Updated

The Iraq war funding bill that Congress is sending to the White House will extend weekly benefits for jobless Americans hurt by the tough economy and rising unemployment.

The legislation, upon President Bush's signature, will give an extra 13 weeks of unemployment benefits to jobless workers who have exhausted their regular 26 weeks of benefits.

Unemployment benefit checks average $299.14 a week nationwide, but they vary widely from state to state — ranging from $404.39 in Hawaii to $178.67 in Mississippi.

The extension will run through March, although unemployed workers who have started to get the extra benefits by then could get them for the entire 13 weeks.

Extending the benefits follows five straight months of falling payrolls and an unemployment rate that jumped half a percentage point to 5.5 percent in May, the biggest one-month increase since 1986.

Congress has extended unemployment benefits before during periods that turned out to be recessions: twice in the 1970s, again in the early 1980s and 1990s, and most recently from March 2002 through December 2003.

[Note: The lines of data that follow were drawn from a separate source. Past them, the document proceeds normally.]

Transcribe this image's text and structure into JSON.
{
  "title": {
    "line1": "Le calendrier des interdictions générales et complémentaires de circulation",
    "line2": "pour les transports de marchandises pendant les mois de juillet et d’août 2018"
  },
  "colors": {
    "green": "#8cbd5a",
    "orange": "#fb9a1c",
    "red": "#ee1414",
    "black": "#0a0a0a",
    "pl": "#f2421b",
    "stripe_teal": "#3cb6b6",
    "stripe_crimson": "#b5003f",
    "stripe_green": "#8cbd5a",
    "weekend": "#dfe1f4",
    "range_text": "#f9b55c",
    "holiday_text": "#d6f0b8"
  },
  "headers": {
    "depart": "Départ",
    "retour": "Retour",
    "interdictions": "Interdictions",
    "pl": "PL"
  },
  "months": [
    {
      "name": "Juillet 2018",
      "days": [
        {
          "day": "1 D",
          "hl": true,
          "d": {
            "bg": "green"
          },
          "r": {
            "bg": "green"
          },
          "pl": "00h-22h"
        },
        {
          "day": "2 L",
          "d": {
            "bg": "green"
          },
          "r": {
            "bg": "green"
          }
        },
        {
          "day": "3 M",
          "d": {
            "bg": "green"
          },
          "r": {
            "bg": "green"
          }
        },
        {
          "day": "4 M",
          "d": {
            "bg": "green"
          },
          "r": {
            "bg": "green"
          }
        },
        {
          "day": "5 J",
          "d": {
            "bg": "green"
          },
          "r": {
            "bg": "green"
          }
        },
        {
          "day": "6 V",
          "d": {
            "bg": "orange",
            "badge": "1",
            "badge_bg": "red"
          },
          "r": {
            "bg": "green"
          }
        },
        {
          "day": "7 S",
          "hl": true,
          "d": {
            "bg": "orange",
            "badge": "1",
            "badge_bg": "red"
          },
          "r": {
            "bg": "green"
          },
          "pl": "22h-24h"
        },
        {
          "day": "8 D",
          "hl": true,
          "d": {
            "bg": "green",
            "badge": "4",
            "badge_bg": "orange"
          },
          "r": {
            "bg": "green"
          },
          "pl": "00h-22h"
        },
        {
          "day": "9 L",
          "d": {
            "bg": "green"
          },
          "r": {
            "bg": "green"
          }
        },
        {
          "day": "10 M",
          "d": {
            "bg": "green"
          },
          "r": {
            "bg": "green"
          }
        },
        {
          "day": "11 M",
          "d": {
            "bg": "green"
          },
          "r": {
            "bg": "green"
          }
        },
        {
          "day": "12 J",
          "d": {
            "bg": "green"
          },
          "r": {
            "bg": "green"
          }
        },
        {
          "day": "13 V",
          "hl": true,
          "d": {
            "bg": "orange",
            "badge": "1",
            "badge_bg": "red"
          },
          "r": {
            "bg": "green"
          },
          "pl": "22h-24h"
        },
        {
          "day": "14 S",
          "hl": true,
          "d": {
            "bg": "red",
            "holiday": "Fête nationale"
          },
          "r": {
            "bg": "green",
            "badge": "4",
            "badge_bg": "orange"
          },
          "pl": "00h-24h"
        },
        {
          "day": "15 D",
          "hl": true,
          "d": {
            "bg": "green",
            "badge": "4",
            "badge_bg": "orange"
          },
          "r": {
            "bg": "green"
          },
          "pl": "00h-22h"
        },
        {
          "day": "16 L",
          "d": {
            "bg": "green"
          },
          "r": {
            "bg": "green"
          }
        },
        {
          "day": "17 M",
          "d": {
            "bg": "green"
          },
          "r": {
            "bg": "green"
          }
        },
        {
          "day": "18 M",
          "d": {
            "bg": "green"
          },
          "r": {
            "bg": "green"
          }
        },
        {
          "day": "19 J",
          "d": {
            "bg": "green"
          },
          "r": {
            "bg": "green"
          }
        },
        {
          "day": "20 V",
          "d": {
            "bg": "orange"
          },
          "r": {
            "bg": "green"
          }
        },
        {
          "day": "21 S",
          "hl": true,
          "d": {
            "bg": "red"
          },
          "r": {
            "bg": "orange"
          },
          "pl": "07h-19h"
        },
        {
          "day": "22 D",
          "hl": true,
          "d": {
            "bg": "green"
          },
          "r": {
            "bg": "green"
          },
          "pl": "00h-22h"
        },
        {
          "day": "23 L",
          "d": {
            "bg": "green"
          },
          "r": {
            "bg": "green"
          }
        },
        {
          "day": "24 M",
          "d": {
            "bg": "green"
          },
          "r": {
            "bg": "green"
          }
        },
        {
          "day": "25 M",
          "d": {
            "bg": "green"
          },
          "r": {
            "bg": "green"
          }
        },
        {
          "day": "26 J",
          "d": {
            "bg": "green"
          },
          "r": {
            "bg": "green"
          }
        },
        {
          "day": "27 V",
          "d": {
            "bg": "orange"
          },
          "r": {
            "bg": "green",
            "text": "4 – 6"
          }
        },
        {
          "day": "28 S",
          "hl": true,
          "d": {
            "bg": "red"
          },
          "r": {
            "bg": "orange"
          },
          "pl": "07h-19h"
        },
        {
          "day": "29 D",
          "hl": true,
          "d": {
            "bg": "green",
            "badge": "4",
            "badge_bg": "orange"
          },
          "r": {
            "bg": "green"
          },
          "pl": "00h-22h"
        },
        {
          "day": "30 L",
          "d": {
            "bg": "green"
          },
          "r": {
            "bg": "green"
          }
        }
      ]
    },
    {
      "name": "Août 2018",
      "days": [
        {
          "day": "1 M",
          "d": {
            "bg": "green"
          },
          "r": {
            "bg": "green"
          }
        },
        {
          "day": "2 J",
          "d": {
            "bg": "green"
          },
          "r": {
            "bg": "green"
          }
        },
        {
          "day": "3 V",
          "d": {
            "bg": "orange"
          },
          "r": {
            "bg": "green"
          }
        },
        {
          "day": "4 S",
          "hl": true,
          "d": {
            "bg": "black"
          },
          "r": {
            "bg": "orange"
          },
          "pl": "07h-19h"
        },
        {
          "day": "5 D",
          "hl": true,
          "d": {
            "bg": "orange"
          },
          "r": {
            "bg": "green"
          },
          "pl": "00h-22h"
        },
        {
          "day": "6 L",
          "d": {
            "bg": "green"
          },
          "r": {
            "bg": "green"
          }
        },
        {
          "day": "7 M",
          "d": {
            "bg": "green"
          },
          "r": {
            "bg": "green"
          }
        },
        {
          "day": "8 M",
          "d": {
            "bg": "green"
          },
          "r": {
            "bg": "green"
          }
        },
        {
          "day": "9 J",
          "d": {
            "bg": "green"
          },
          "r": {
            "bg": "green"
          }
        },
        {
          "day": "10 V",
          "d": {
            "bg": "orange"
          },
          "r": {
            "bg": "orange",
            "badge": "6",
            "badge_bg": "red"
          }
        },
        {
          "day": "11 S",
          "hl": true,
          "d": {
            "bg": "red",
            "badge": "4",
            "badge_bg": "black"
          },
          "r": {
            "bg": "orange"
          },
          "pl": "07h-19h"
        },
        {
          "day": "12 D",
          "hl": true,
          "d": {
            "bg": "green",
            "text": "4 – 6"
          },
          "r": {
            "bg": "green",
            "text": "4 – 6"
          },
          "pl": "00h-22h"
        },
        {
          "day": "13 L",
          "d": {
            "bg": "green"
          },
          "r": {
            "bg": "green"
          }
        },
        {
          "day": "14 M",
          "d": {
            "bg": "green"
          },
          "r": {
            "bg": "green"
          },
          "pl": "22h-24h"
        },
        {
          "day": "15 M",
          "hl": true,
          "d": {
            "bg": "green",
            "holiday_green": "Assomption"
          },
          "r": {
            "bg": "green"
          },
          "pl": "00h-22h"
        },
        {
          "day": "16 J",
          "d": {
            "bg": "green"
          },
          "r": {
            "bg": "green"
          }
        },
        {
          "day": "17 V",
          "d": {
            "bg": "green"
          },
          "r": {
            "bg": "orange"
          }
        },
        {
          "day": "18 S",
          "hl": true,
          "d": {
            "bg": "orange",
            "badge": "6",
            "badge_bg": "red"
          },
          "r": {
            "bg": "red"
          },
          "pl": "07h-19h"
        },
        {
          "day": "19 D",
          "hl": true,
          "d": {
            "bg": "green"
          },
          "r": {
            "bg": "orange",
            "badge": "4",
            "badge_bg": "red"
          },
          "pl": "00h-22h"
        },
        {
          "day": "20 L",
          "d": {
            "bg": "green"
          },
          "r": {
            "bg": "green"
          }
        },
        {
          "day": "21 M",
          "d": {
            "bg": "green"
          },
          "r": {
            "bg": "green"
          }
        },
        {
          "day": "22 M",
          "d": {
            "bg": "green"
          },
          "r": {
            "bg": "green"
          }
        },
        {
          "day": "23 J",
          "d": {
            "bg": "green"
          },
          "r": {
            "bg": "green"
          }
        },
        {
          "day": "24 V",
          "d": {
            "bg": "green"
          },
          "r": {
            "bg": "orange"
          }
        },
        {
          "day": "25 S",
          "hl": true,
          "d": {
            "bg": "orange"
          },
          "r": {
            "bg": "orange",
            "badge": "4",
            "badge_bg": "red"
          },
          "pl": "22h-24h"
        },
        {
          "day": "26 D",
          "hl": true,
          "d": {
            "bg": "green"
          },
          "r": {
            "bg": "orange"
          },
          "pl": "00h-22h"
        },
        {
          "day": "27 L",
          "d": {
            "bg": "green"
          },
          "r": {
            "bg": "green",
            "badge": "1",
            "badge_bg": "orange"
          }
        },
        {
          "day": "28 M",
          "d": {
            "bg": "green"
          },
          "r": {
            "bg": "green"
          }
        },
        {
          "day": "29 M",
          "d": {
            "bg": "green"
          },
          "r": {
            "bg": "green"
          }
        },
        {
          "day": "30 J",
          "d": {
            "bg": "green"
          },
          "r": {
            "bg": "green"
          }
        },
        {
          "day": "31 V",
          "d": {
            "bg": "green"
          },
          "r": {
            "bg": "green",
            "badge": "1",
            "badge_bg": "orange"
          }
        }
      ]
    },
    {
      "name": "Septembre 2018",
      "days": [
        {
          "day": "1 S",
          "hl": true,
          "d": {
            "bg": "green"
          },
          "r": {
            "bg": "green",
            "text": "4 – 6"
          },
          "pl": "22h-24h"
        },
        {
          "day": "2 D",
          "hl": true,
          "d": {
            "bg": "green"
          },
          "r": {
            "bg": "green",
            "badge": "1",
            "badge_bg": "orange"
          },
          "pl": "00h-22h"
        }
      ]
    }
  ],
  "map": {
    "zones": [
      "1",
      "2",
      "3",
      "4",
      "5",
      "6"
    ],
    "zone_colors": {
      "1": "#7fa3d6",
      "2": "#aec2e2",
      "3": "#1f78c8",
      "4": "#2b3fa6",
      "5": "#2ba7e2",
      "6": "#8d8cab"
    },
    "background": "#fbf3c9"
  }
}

The National Employment Law Project estimates that 4 million workers will be eligible for the extension over the next year, including 1.1 million workers who will be immediately eligible for assistance.

To qualify for the extension, jobless workers will have to have worked 20 weeks or its equivalent before being laid off. Democrats wanted to strip that from the bill, saying it would keep 10 percent of the unemployed from getting government help. Republicans argued that the restriction keeps people from working for days and then collecting months of benefits.